The human orientation toward good is so fundamental that even when moral agents do evil, they inevitably seek to redefine it as good. Budziszewski insists that such efforts are self-deceptions, because human beings cannot evade the deepest voice of conscience pronouncing their deeds evil. That is when remorse, confession, atonement, reconciliation, and justification become the “five furies” that seek to avenge moral truth in the face of mauvaise foi. False remorse can facilitate repetition of the evil deed: self-anesthetization is a temporarily effective if ultimately destructive means of drowning out remorse. Confession can be an acknowledgement of guilt or an exercise in self-justification, the difference being that the latter usually results in a compulsive need to repeat the story over and over in a kind of morose delectation not far removed from today’s “tell-all” talk shows.

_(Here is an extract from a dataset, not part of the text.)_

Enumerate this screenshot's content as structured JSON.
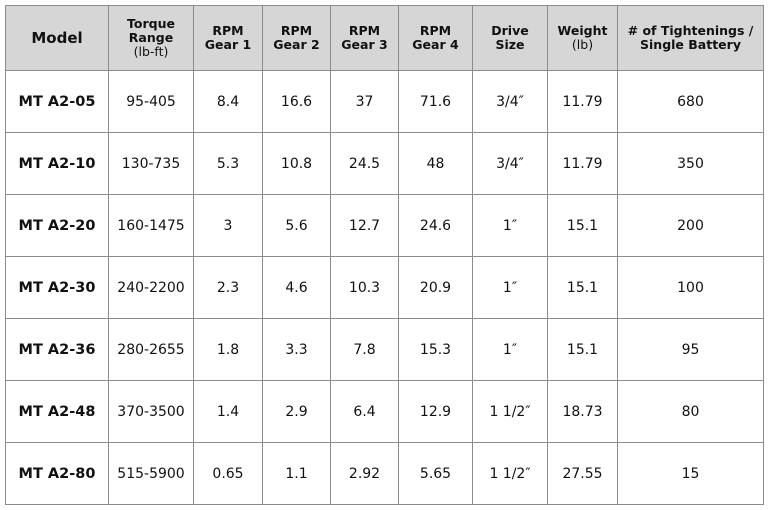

When atonement is attempted without acknowledgement of the real ethical debt, conscience becomes a kind of moral “loan shark,” compelling us to “pay pain after pain, price after price in a cycle that has no end because we refuse to pay the one price demanded.” Shared guilt is often a form of pseudo-reconciliation, binding together those who would build new world orders—from the Thousand Year Reich to “tolerant” approaches to “sexual diversity”—in their need to reconcile the people of the world to themselves. Justification then means subverting reality to one’s desiderata, rechristening the latter as “reality” and then claiming that it demands respect and even legal protection.

For whom is this book written? On one level, it’s wildly out-of-sync with the times, defending such ideas as moral knowledge and design, which contemporary philosophy has long believed to be dead and buried. The book has other eccentricities, as well. Some chapters are argued in philosophical prose. Others, such as the chapter on “objections” to the claim that we can be certain of at least some moral knowledge, are written in dialogue form, opening the way for hostile critics to suggest that Budziszewski constructs and demolishes his own straw men. Yet despite these quirks, Budziszewski’s engaging style and intellectual rigor suggest that his primary audience is students—that is, those who most need and crave intellectual immunization against orthodox relativism. And for them, Budziszewski’s commonsense approach to moral phenomena is perfectly suited. All too often higher education today deems its task to be the production of epistemological agnostics and moral nihilists. What We Can’t Not Know provides young people with the argumentative ammunition they need to resist that juggernaut.

John M. Grondelski was formerly Associate Dean and Associate Professor of Christian Ethics at the School of Theology, Seton Hall University.